Resole foams, made from resole phenol-formaldehyde resins, belong to the group of slow-burning. In the form of medium-density slabs, they are used for thermal insulation of external fences, foundations and partitions at a surface temperature not exceeding 130°C. When exposed to flame, resole foams char, retaining their overall shape, and have a low smoke-generating ability compared to polystyrene foam. One of the main disadvantages of this category of materials is that during destruction they release a set of highly toxic compounds, which, in addition to carbon monoxide, includes formaldehyde, phenol, ammonia and other substances that pose a direct threat to human life and health.

Another type of thermal insulation - glass wool, for the production of which the same materials are used as in the manufacture of glass, as well as waste from the glass industry. Glass wool has good thermal performance, and its melting point is about 500°C. However, due to some features, thermal insulation with a density of less than 40 kg / m³ belongs to the NG group.

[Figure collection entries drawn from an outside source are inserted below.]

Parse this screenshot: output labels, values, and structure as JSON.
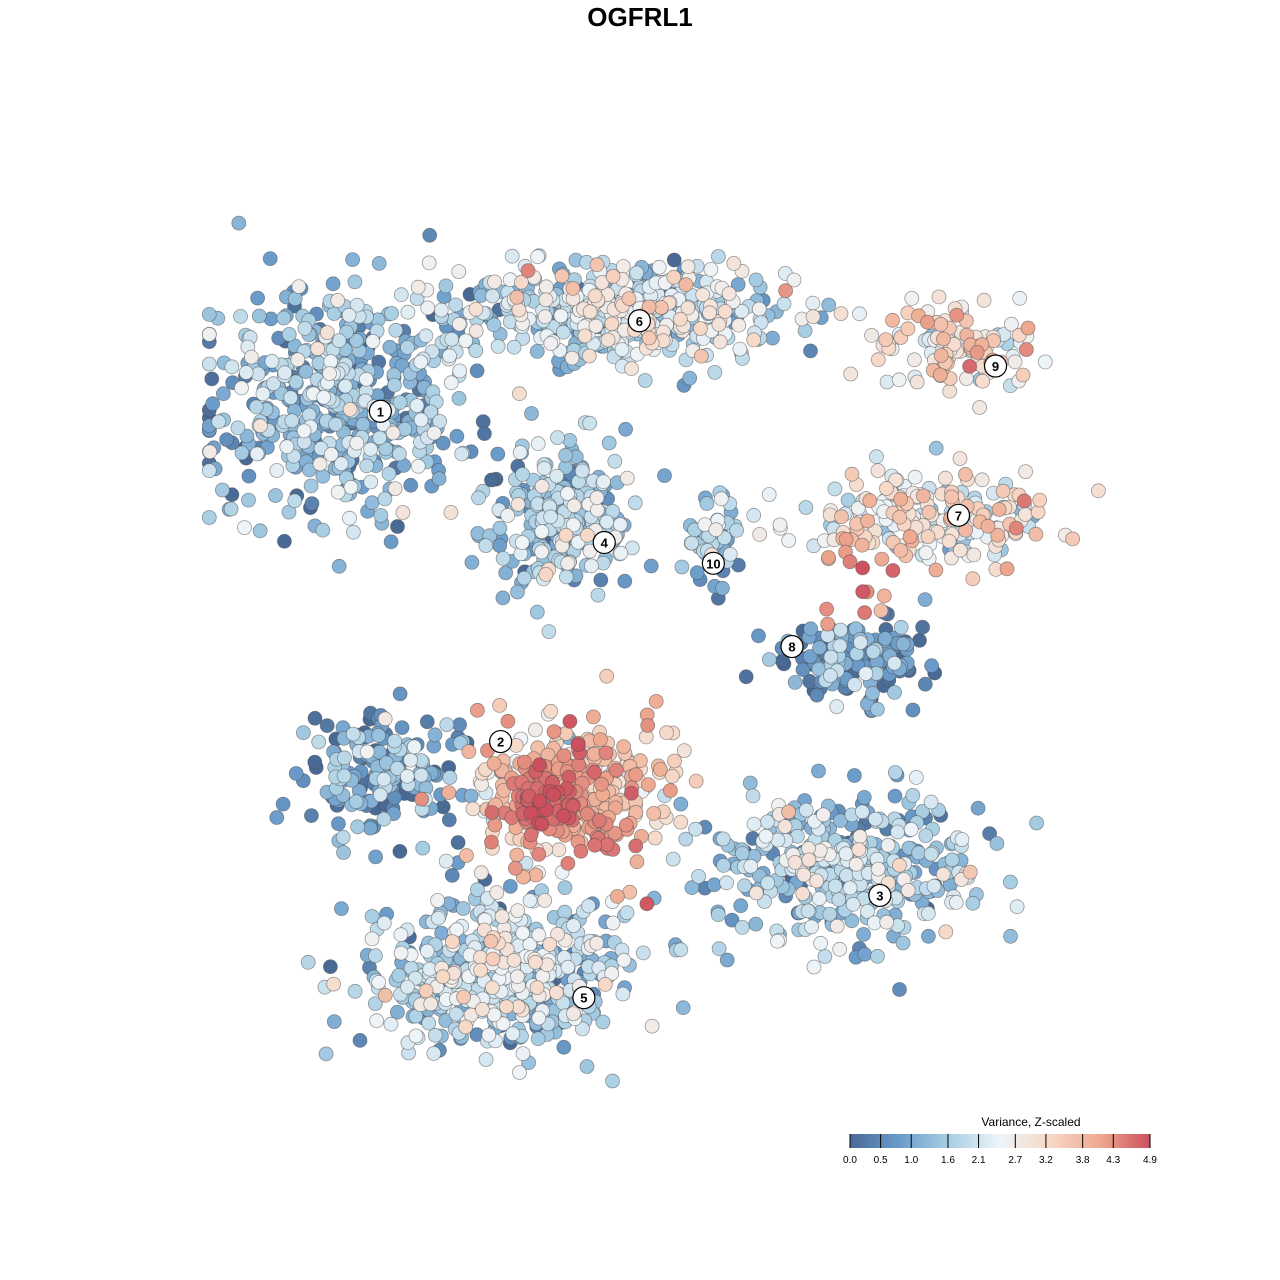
{
  "chart_data": {
    "type": "scatter",
    "title": "OGFRL1",
    "xlabel": "",
    "ylabel": "",
    "grid": false,
    "legend_placement": "bottom-right",
    "colorbar": {
      "title": "Variance, Z-scaled",
      "ticks": [
        0.0,
        0.5,
        1.0,
        1.6,
        2.1,
        2.7,
        3.2,
        3.8,
        4.3,
        4.9
      ],
      "tick_labels": [
        "0.0",
        "0.5",
        "1.0",
        "1.6",
        "2.1",
        "2.7",
        "3.2",
        "3.8",
        "4.3",
        "4.9"
      ],
      "range": [
        0.0,
        4.9
      ],
      "colors": [
        "#4a6a96",
        "#6a9ccb",
        "#a9cfe4",
        "#eef4f8",
        "#f7d8c6",
        "#eea88f",
        "#cc4f5e"
      ]
    },
    "clusters": [
      {
        "label": "1",
        "x": 0.15,
        "y": 0.76,
        "mean": 1.3,
        "spread": [
          0.13,
          0.12
        ],
        "n": 520
      },
      {
        "label": "6",
        "x": 0.46,
        "y": 0.86,
        "mean": 2.0,
        "spread": [
          0.16,
          0.05
        ],
        "n": 520
      },
      {
        "label": "9",
        "x": 0.82,
        "y": 0.82,
        "mean": 3.0,
        "spread": [
          0.08,
          0.04
        ],
        "n": 110
      },
      {
        "label": "7",
        "x": 0.79,
        "y": 0.63,
        "mean": 2.7,
        "spread": [
          0.12,
          0.05
        ],
        "n": 230
      },
      {
        "label": "4",
        "x": 0.39,
        "y": 0.63,
        "mean": 1.6,
        "spread": [
          0.07,
          0.07
        ],
        "n": 260
      },
      {
        "label": "10",
        "x": 0.555,
        "y": 0.61,
        "mean": 1.4,
        "spread": [
          0.03,
          0.04
        ],
        "n": 60
      },
      {
        "label": "8",
        "x": 0.71,
        "y": 0.48,
        "mean": 0.6,
        "spread": [
          0.07,
          0.05
        ],
        "n": 170
      },
      {
        "label": "2",
        "x": 0.2,
        "y": 0.35,
        "mean": 0.8,
        "spread": [
          0.08,
          0.06
        ],
        "n": 180
      },
      {
        "label": "3",
        "x": 0.69,
        "y": 0.25,
        "mean": 1.6,
        "spread": [
          0.13,
          0.07
        ],
        "n": 420
      },
      {
        "label": "5",
        "x": 0.32,
        "y": 0.13,
        "mean": 1.8,
        "spread": [
          0.12,
          0.08
        ],
        "n": 520
      },
      {
        "label": "",
        "x": 0.4,
        "y": 0.33,
        "mean": 3.3,
        "spread": [
          0.1,
          0.07
        ],
        "n": 360
      }
    ],
    "hot_spots": [
      {
        "x": 0.7,
        "y": 0.56,
        "value": 4.9
      },
      {
        "x": 0.37,
        "y": 0.32,
        "value": 4.9
      },
      {
        "x": 0.44,
        "y": 0.26,
        "value": 4.8
      }
    ],
    "label_positions": [
      {
        "label": "1",
        "x": 0.195,
        "y": 0.75
      },
      {
        "label": "6",
        "x": 0.475,
        "y": 0.85
      },
      {
        "label": "9",
        "x": 0.86,
        "y": 0.8
      },
      {
        "label": "7",
        "x": 0.82,
        "y": 0.635
      },
      {
        "label": "4",
        "x": 0.437,
        "y": 0.605
      },
      {
        "label": "10",
        "x": 0.555,
        "y": 0.582
      },
      {
        "label": "8",
        "x": 0.64,
        "y": 0.49
      },
      {
        "label": "2",
        "x": 0.325,
        "y": 0.385
      },
      {
        "label": "3",
        "x": 0.735,
        "y": 0.215
      },
      {
        "label": "5",
        "x": 0.415,
        "y": 0.102
      }
    ]
  }
}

stone wool- one of the most fireproof heat-insulating materials

The list of thermal insulation materials includes stone wool, which consists of fibers obtained from their rock of the basalt group. Stone wool has high heat and sound insulation characteristics, resistance to loads and various types of impact and durability. The materials of this group do not emit harmful substances and do not have a negative impact on the environment. Stone wool is the most reliable material in terms of fire safety: it is non-combustible and has a fire hazard class of KM0. Stone wool fibers are able to withstand temperatures up to 1000°C, thanks to which the material effectively prevents the spread of flames. Thermal insulation made of stone wool can be used without limitation in the number of storeys of the building.

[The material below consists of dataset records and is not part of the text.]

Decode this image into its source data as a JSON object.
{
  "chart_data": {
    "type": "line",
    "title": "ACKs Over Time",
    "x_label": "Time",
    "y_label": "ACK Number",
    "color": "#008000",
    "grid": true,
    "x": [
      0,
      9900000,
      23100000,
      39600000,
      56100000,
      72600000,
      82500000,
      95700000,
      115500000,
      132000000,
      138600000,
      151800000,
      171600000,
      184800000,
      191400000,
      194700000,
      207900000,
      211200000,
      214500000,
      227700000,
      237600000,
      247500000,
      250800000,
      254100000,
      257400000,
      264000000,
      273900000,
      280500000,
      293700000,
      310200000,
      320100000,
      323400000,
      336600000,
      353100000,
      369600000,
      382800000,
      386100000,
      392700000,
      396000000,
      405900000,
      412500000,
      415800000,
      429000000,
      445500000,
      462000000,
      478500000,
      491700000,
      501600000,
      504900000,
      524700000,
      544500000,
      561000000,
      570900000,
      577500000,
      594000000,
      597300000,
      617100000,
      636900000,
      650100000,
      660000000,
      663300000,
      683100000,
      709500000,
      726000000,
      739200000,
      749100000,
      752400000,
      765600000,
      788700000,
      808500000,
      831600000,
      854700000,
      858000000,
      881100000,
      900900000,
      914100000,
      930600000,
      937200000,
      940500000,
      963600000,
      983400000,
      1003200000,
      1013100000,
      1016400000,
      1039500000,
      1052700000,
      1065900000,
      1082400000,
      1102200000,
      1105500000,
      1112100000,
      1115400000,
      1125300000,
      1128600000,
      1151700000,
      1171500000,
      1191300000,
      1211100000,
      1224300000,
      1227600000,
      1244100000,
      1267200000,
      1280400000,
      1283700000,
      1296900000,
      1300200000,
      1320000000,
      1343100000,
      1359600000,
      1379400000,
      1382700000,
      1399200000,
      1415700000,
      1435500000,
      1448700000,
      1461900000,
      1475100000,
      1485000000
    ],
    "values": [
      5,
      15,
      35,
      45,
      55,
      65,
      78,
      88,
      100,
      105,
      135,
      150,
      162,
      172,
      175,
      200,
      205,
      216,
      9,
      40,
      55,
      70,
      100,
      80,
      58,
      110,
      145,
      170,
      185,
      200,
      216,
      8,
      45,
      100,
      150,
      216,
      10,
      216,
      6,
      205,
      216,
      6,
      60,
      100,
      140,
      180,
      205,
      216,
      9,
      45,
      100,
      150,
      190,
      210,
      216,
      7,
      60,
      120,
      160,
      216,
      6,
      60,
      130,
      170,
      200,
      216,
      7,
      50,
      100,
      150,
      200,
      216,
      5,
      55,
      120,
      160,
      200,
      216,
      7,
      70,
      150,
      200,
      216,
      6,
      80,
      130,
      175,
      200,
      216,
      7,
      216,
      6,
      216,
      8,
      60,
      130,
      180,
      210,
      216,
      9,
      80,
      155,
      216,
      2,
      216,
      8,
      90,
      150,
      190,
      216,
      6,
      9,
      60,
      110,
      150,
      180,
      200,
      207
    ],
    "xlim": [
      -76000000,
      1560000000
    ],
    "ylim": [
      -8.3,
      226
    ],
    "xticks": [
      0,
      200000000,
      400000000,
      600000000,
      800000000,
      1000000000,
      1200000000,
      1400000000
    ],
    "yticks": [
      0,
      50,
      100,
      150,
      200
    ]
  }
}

The assessment of the fire hazard of thermal insulation was carried out within the framework of specialized seminars organized by VNIIPO Ministry of Emergency Situations. They were accompanied by full-scale fire tests, which involved common types of heat-insulating materials - expanded polystyrene, polyurethane foam, resole foam and stone wool. Under the influence of an open flame of the burner, the polystyrene foam melted with the formation of burning drops during the first minute of the experiment, the polyurethane foam burned out within 10 minutes. Within 30 minutes of the test, the resole foam was charred, and the stone wool did not change its original shape, proving that it belongs to non-combustible materials. The second part of the tests - imitation of the ignition of a roof with a heat-insulating layer - showed that the burning melt of expanded polystyrene, penetrating into the interior, contributes to the spread of fire and the emergence of new sources of ignition. Thus, according to the test results, conclusions were drawn about the high fire hazard of the most commonly used heat-insulating materials.

Summing up, it is necessary to reiterate the importance effective fire fighting measures during the design and construction of buildings. One of the central places is occupied by a fire hazard assessment and a competent choice of building materials, based on current norms and standards and taking into account the functional purpose and individual characteristics of the building. The use of modern materials allows for complete compliance with fire safety requirements, guaranteeing the safety of life and health of people who will be in the building after construction is completed.